Evvela muhalif medya ya da eleştiri meselesini gelin açalım..

Akın İpek’in annesini dinlediniz..

Hayatımda duyduğum en yapıcı sözleri söylüyordu Melek Hanım..

Değil muhalefet yapmak adeta ‘bütün hıncınızı bizden çıkarın da başka kimsenin canını yakmayın’ modundaydı.. Akın İpek telefona bağlandı.. ‘Kendim için ağlamıyorum, bana bunu yapanların sonraki hallerini düşünüp dertleniyorum’ falan dedi.. 

Düşünün, Gazinocu babanın mirasyedi fotomodel oğlu Mehmet Aslan kadar bile kimseye yüklenmediler yani..  Ama bu dizi yıldızı fotomodel, kanal kanal gezip Cumhurbaşkanımıza en ağır sözleri söylemeye devam ediyor.. Kim kimi susturmuş?.. 

Gelelim zamanlama hadisesine..

Çok açık soruyorum..

Özellikle 28 Ekim günü Mecidiyeköy’de yaşananlardan sonra, hükümetin hangi yetkilisi, ‘iyi yaptık vallahi seçimlere üç gün kala bu garip manzara beni inanılmaz keyiflendirdi’ demiş olabilir?.. Soruyorum size..

Kimi mutlu etmiştir bu garip direniş ve zorlama?..

Öyleyse bu işin zamanlamayla ilgisi falan yok..

Bilakis, zamanlaması hükümetin aleyhine dahi olsa bir dakika tereddüt edilmeden yerine getirilmiş olmasıyla, hukukiliğini de tescillemiyor mu?..

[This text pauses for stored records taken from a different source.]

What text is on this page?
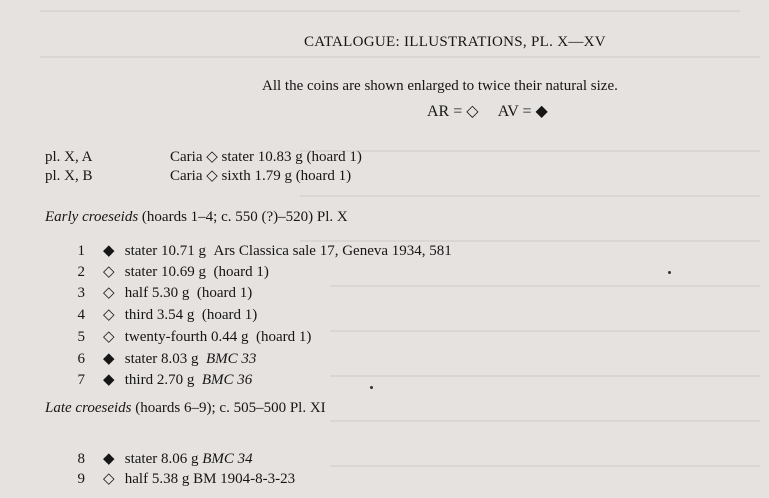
CATALOGUE: ILLUSTRATIONS, PL. X—XV
All the coins are shown enlarged to twice their natural size.
AR = ◇ AV = ◆
pl. X, A	Caria ◇ stater 10.83 g (hoard 1)
pl. X, B	Caria ◇ sixth 1.79 g (hoard 1)
Early croeseids (hoards 1–4; c. 550 (?)–520) Pl. X
1 ◆ stater 10.71 g Ars Classica sale 17, Geneva 1934, 581
2 ◇ stater 10.69 g (hoard 1)
3 ◇ half 5.30 g (hoard 1)
4 ◇ third 3.54 g (hoard 1)
5 ◇ twenty-fourth 0.44 g (hoard 1)
6 ◆ stater 8.03 g BMC 33
7 ◆ third 2.70 g BMC 36
Late croeseids (hoards 6–9); c. 505–500 Pl. XI
8 ◆ stater 8.06 g BMC 34
9 ◇ half 5.38 g BM 1904-8-3-23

Bir de hukuksuz karar meselesi var değil mi?.. Ya hu siz değil miydiniz 75 tahliye meselesinde, yetkisi dahi olmayan bir kararı ‘neden uygulamıyorsunuz?’ diye ortalığı yangın yerine çeviren?..

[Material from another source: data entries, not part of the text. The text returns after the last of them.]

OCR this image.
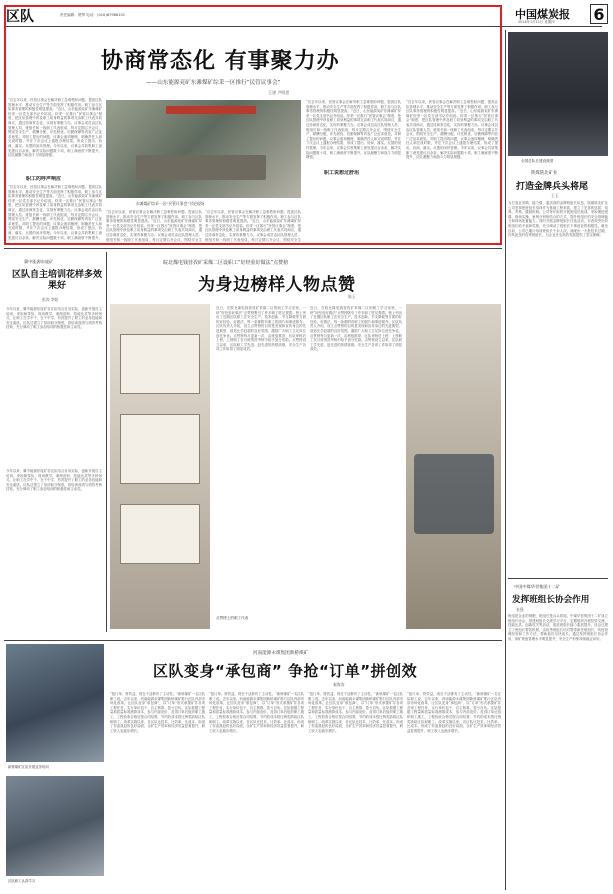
区队	责任编辑：樊琴 电话：(010)87986101	中国煤炭报
2024年1月11日 星期四 6
协商常态化 有事聚力办
——山东能源兖矿东滩煤矿综采一区推行“民管议事会”
王建 尹明恩
“自去年以来，民管议事会在解决职工急难愁盼问题、提高区队管理水平、推动安全生产等方面发挥了积极作用，职工参与区队事务管理的积极性明显提高。”近日，山东能源兖矿东滩煤矿综采一区党支部书记介绍说。综采一区推行“民管议事会”制度，把区队管理中涉及职工切身利益的事项交由职工代表共同商议，通过协商常态化，实现有事聚力办。议事会成员由区队管理人员、班组长和一线职工代表组成，每月定期召开会议，围绕安全生产、薪酬分配、评先树优、后勤保障等内容广泛征求意见。对职工提出的问题，议事会逐项梳理，明确责任人和完成时限，并在下次会议上通报办理结果，形成了提出、协商、落实、反馈的闭环管理。今年以来，议事会共收集职工意见建议百余条，解决实际问题数十项，职工满意度不断提升，区队凝聚力和战斗力明显增强。
职工的呼声响应
“自去年以来，民管议事会在解决职工急难愁盼问题、提高区队管理水平、推动安全生产等方面发挥了积极作用，职工参与区队事务管理的积极性明显提高。”近日，山东能源兖矿东滩煤矿综采一区党支部书记介绍说。综采一区推行“民管议事会”制度，把区队管理中涉及职工切身利益的事项交由职工代表共同商议，通过协商常态化，实现有事聚力办。议事会成员由区队管理人员、班组长和一线职工代表组成，每月定期召开会议，围绕安全生产、薪酬分配、评先树优、后勤保障等内容广泛征求意见。对职工提出的问题，议事会逐项梳理，明确责任人和完成时限，并在下次会议上通报办理结果，形成了提出、协商、落实、反馈的闭环管理。今年以来，议事会共收集职工意见建议百余条，解决实际问题数十项，职工满意度不断提升，
东滩煤矿综采一区“民管议事会”讨论现场
“自去年以来，民管议事会在解决职工急难愁盼问题、提高区队管理水平、推动安全生产等方面发挥了积极作用，职工参与区队事务管理的积极性明显提高。”近日，山东能源兖矿东滩煤矿综采一区党支部书记介绍说。综采一区推行“民管议事会”制度，把区队管理中涉及职工切身利益的事项交由职工代表共同商议，通过协商常态化，实现有事聚力办。议事会成员由区队管理人员、班组长和一线职工代表组成，每月定期召开会议，围绕安全生
“自去年以来，民管议事会在解决职工急难愁盼问题、提高区队管理水平、推动安全生产等方面发挥了积极作用，职工参与区队事务管理的积极性明显提高。”近日，山东能源兖矿东滩煤矿综采一区党支部书记介绍说。综采一区推行“民管议事会”制度，把区队管理中涉及职工切身利益的事项交由职工代表共同商议，通过协商常态化，实现有事聚力办。议事会成员由区队管理人员、班组长和一线职工代表组成，每月定期召开会议，围绕安全生
“自去年以来，民管议事会在解决职工急难愁盼问题、提高区队管理水平、推动安全生产等方面发挥了积极作用，职工参与区队事务管理的积极性明显提高。”近日，山东能源兖矿东滩煤矿综采一区党支部书记介绍说。综采一区推行“民管议事会”制度，把区队管理中涉及职工切身利益的事项交由职工代表共同商议，通过协商常态化，实现有事聚力办。议事会成员由区队管理人员、班组长和一线职工代表组成，每月定期召开会议，围绕安全生产、薪酬分配、评先树优、后勤保障等内容广泛征求意见。对职工提出的问题，议事会逐项梳理，明确责任人和完成时限，并在下次会议上通报办理结果，形成了提出、协商、落实、反馈的闭环管理。今年以来，议事会共收集职工意见建议百余条，解决实际问题数十项，职工满意度不断提升，区队凝聚力和战斗力明显增强。
职工说想过舒坦
“自去年以来，民管议事会在解决职工急难愁盼问题、提高区队管理水平、推动安全生产等方面发挥了积极作用，职工参与区队事务管理的积极性明显提高。”近日，山东能源兖矿东滩煤矿综采一区党支部书记介绍说。综采一区推行“民管议事会”制度，把区队管理中涉及职工切身利益的事项交由职工代表共同商议，通过协商常态化，实现有事聚力办。议事会成员由区队管理人员、班组长和一线职工代表组成，每月定期召开会议，围绕安全生产、薪酬分配、评先树优、后勤保障等内容广泛征求意见。对职工提出的问题，议事会逐项梳理，明确责任人和完成时限，并在下次会议上通报办理结果，形成了提出、协商、落实、反馈的闭环管理。今年以来，议事会共收集职工意见建议百余条，解决实际问题数十项，职工满意度不断提升，区队凝聚力和战斗力明显增强。
全国总队长建设典型
陕煤陕北矿业
打造金牌兵头将尾
王玉
为打造业务精、能力强、素质高的金牌班组长队伍，陕煤陕北矿业公司坚持把班组长培训作为基础工程来抓，建立了完善的选拔、培养、考核、激励机制。公司每年组织开展班组长轮训，采取理论授课、现场实操、案例分析相结合的方式，提升班组长的安全管理能力和现场处置能力。同时开展金牌班组长评选活动，对表现突出的班组长给予表彰奖励，充分调动了班组长干事创业的积极性。截至目前，公司已累计培训班组长千余人次，涌现出一大批技术过硬、作风优良的优秀班组长，为企业安全高效发展提供了坚实保障。
中国中煤华晋集团十二矿
发挥班组长协会作用
张强
班组是企业的细胞，班组长是兵头将尾。中煤华晋集团十二矿成立班组长协会，搭建班组长交流学习平台，定期组织开展经验交流、技能比武、创新攻关等活动，促进班组长能力素质提升。协会还建立了班组长帮扶机制，由优秀班组长结对帮带新任班组长，传授管理经验和工作方法，帮助他们尽快成长。通过发挥班组长协会作用，该矿班组管理水平明显提升，安全生产形势持续稳定向好。
冀中能源东庞矿
区队自主培训花样多效果好
彭涛 李阳
今年以来，冀中能源东庞矿各区队结合自身实际，创新开展自主培训，采取师带徒、现场教学、案例剖析、技能比武等多种形式，让职工在学中干、在干中学，有效提升了职工的业务技能和安全素质。区队还建立了培训积分制度，将培训成绩与绩效考核挂钩，充分调动了职工参加培训的积极性和主动性。
今年以来，冀中能源东庞矿各区队结合自身实际，创新开展自主培训，采取师带徒、现场教学、案例剖析、技能比武等多种形式，让职工在学中干、在干中学，有效提升了职工的业务技能和安全素质。区队还建立了培训积分制度，将培训成绩与绩效考核挂钩，充分调动了职工参加培训的积极性和主动性。
皖北煤电钱营孜矿采煤二区设职工“好经验好做法”点赞榜
为身边榜样人物点赞
陈玉
点赞榜上的职工代表
近日，在皖北煤电钱营孜矿采煤二区的职工学习室里，一块“好经验好做法”点赞榜吸引了许多职工驻足观看。榜上列出了近期区队职工在安全生产、技术创新、节支降耗等方面的好经验、好做法，每一条都附有职工的照片和事迹简介。区队负责人介绍，设立点赞榜的目的是发现和宣传身边的先进典型，营造比学赶超的良好氛围，激励广大职工立足岗位创先争优。点赞榜每月更新一次，由班组推荐、区队审核后上榜，上榜职工在月度绩效考核中给予加分奖励。点赞榜设立以来，区队职工学先进、赶先进的热情高涨，安全生产各项工作取得了明显成效。
近日，在皖北煤电钱营孜矿采煤二区的职工学习室里，一块“好经验好做法”点赞榜吸引了许多职工驻足观看。榜上列出了近期区队职工在安全生产、技术创新、节支降耗等方面的好经验、好做法，每一条都附有职工的照片和事迹简介。区队负责人介绍，设立点赞榜的目的是发现和宣传身边的先进典型，营造比学赶超的良好氛围，激励广大职工立足岗位创先争优。点赞榜每月更新一次，由班组推荐、区队审核后上榜，上榜职工在月度绩效考核中给予加分奖励。点赞榜设立以来，区队职工学先进、赶先进的热情高涨，安全生产各项工作取得了明显成效。
新桥煤矿区队开展业务培训
区队职工认真学习
河南能源永煤集团新桥煤矿
区队变身“承包商” 争抢“订单”拼创效
秦海涛
“抢订单、拼效益，现在干活都有了主动性。”新桥煤矿一名区队职工说。去年以来，河南能源永煤集团新桥煤矿推行区队内部市场化改革，让区队变身“承包商”，以“订单”形式承揽矿井各项工程任务，实行单价包干、自主核算、盈亏自负。区队根据工程量和质量标准测算成本，参与内部竞价，竞得订单后组织职工施工，工程验收合格后按合同结算，节约的成本按比例奖励给区队和职工。改革实施以来，各区队比技术、比效率、比成本，形成了你追我赶的良好局面，全矿生产效率和经济效益显著提升，职工收入也稳步增长。
“抢订单、拼效益，现在干活都有了主动性。”新桥煤矿一名区队职工说。去年以来，河南能源永煤集团新桥煤矿推行区队内部市场化改革，让区队变身“承包商”，以“订单”形式承揽矿井各项工程任务，实行单价包干、自主核算、盈亏自负。区队根据工程量和质量标准测算成本，参与内部竞价，竞得订单后组织职工施工，工程验收合格后按合同结算，节约的成本按比例奖励给区队和职工。改革实施以来，各区队比技术、比效率、比成本，形成了你追我赶的良好局面，全矿生产效率和经济效益显著提升，职工收入也稳步增长。
“抢订单、拼效益，现在干活都有了主动性。”新桥煤矿一名区队职工说。去年以来，河南能源永煤集团新桥煤矿推行区队内部市场化改革，让区队变身“承包商”，以“订单”形式承揽矿井各项工程任务，实行单价包干、自主核算、盈亏自负。区队根据工程量和质量标准测算成本，参与内部竞价，竞得订单后组织职工施工，工程验收合格后按合同结算，节约的成本按比例奖励给区队和职工。改革实施以来，各区队比技术、比效率、比成本，形成了你追我赶的良好局面，全矿生产效率和经济效益显著提升，职工收入也稳步增长。
“抢订单、拼效益，现在干活都有了主动性。”新桥煤矿一名区队职工说。去年以来，河南能源永煤集团新桥煤矿推行区队内部市场化改革，让区队变身“承包商”，以“订单”形式承揽矿井各项工程任务，实行单价包干、自主核算、盈亏自负。区队根据工程量和质量标准测算成本，参与内部竞价，竞得订单后组织职工施工，工程验收合格后按合同结算，节约的成本按比例奖励给区队和职工。改革实施以来，各区队比技术、比效率、比成本，形成了你追我赶的良好局面，全矿生产效率和经济效益显著提升，职工收入也稳步增长。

Sizin yayınlarınızdı işte..

Sizin şu anda tutuklu olan yazarınız Gültekin Avcı bizzat savcının odasına dalıp, tehdit etmedi mi?.. Şimdi ise hem savcılığın yazısı var, hem de hakim kararı.. Hem patronunuz aynı suçtan firari.. E daha ne olsun istiyorsunuz ki işin hukuki olması için.. Ayrıca ortada bir hukuksuzluk varsa o da kayyum heyetine işini yaptırmayanlardır.. Bir de, diyorlar ki; “biz gazeteciyiz, ekmeğimizin derdinde üç kuruşa çalışan emekçileriz”.. Soruyorum peki size… Kayyum heyeti de işini yapmaya çalışan memurlar değil mi?..

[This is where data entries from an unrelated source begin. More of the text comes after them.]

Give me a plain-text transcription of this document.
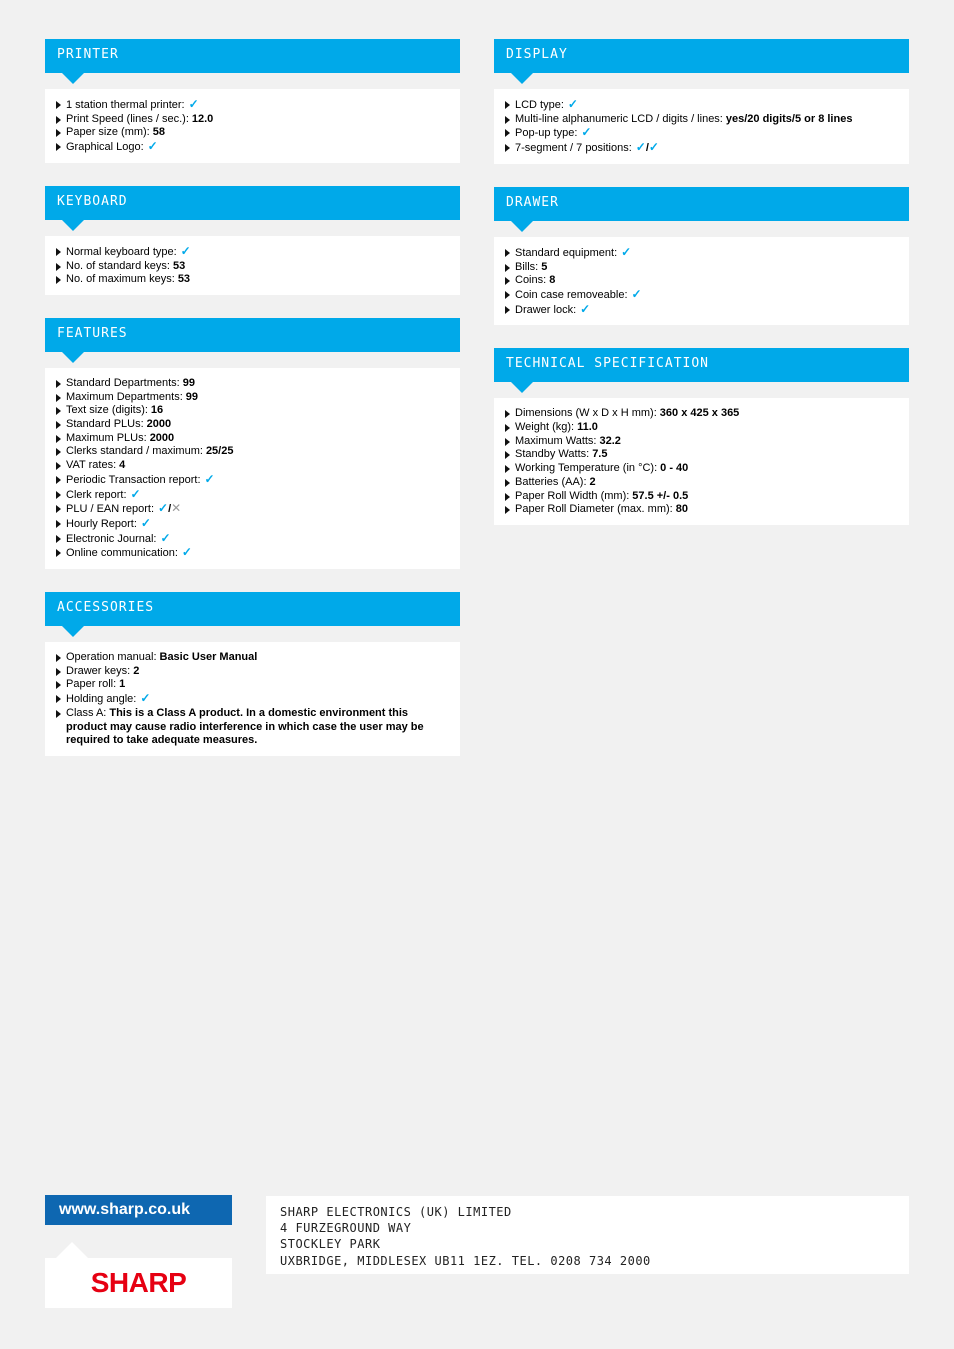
PRINTER
1 station thermal printer: ✓
Print Speed (lines / sec.): 12.0
Paper size (mm): 58
Graphical Logo: ✓
KEYBOARD
Normal keyboard type: ✓
No. of standard keys: 53
No. of maximum keys: 53
FEATURES
Standard Departments: 99
Maximum Departments: 99
Text size (digits): 16
Standard PLUs: 2000
Maximum PLUs: 2000
Clerks standard / maximum: 25/25
VAT rates: 4
Periodic Transaction report: ✓
Clerk report: ✓
PLU / EAN report: ✓/✕
Hourly Report: ✓
Electronic Journal: ✓
Online communication: ✓
ACCESSORIES
Operation manual: Basic User Manual
Drawer keys: 2
Paper roll: 1
Holding angle: ✓
Class A: This is a Class A product. In a domestic environment this product may cause radio interference in which case the user may be required to take adequate measures.
DISPLAY
LCD type: ✓
Multi-line alphanumeric LCD / digits / lines: yes/20 digits/5 or 8 lines
Pop-up type: ✓
7-segment / 7 positions: ✓/✓
DRAWER
Standard equipment: ✓
Bills: 5
Coins: 8
Coin case removeable: ✓
Drawer lock: ✓
TECHNICAL SPECIFICATION
Dimensions (W x D x H mm): 360 x 425 x 365
Weight (kg): 11.0
Maximum Watts: 32.2
Standby Watts: 7.5
Working Temperature (in °C): 0 - 40
Batteries (AA): 2
Paper Roll Width (mm): 57.5 +/- 0.5
Paper Roll Diameter (max. mm): 80
www.sharp.co.uk
SHARP
SHARP ELECTRONICS (UK) LIMITED
4 FURZEGROUND WAY
STOCKLEY PARK
UXBRIDGE, MIDDLESEX UB11 1EZ. TEL. 0208 734 2000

Son söz… Tüm bu yaşananlar nedeniyle Doğan Grubu paniğe kapıldı.. Doğan Grubu’na söyleyelim. Sizin korkacak bir şeyiniz yok. Bu grubun başına bunlar Fethullahçı örgütün propagandasını yaptıkları için gelmedi.. Bana sorarsanız bundan dolayı el konmalıydı.. Ama öyle olmadı.. Tamamen para-pul meselesiyle ilgili işler.. Dolayısıyla sizin de, Cumhuriyet Gazetesi’nin de, Sözcü’nün de, diğer hangi kendini muhalefette gören varsa kimsenin korkmasına, çekinmesine gerek yok.. Kalın sağlıcakla.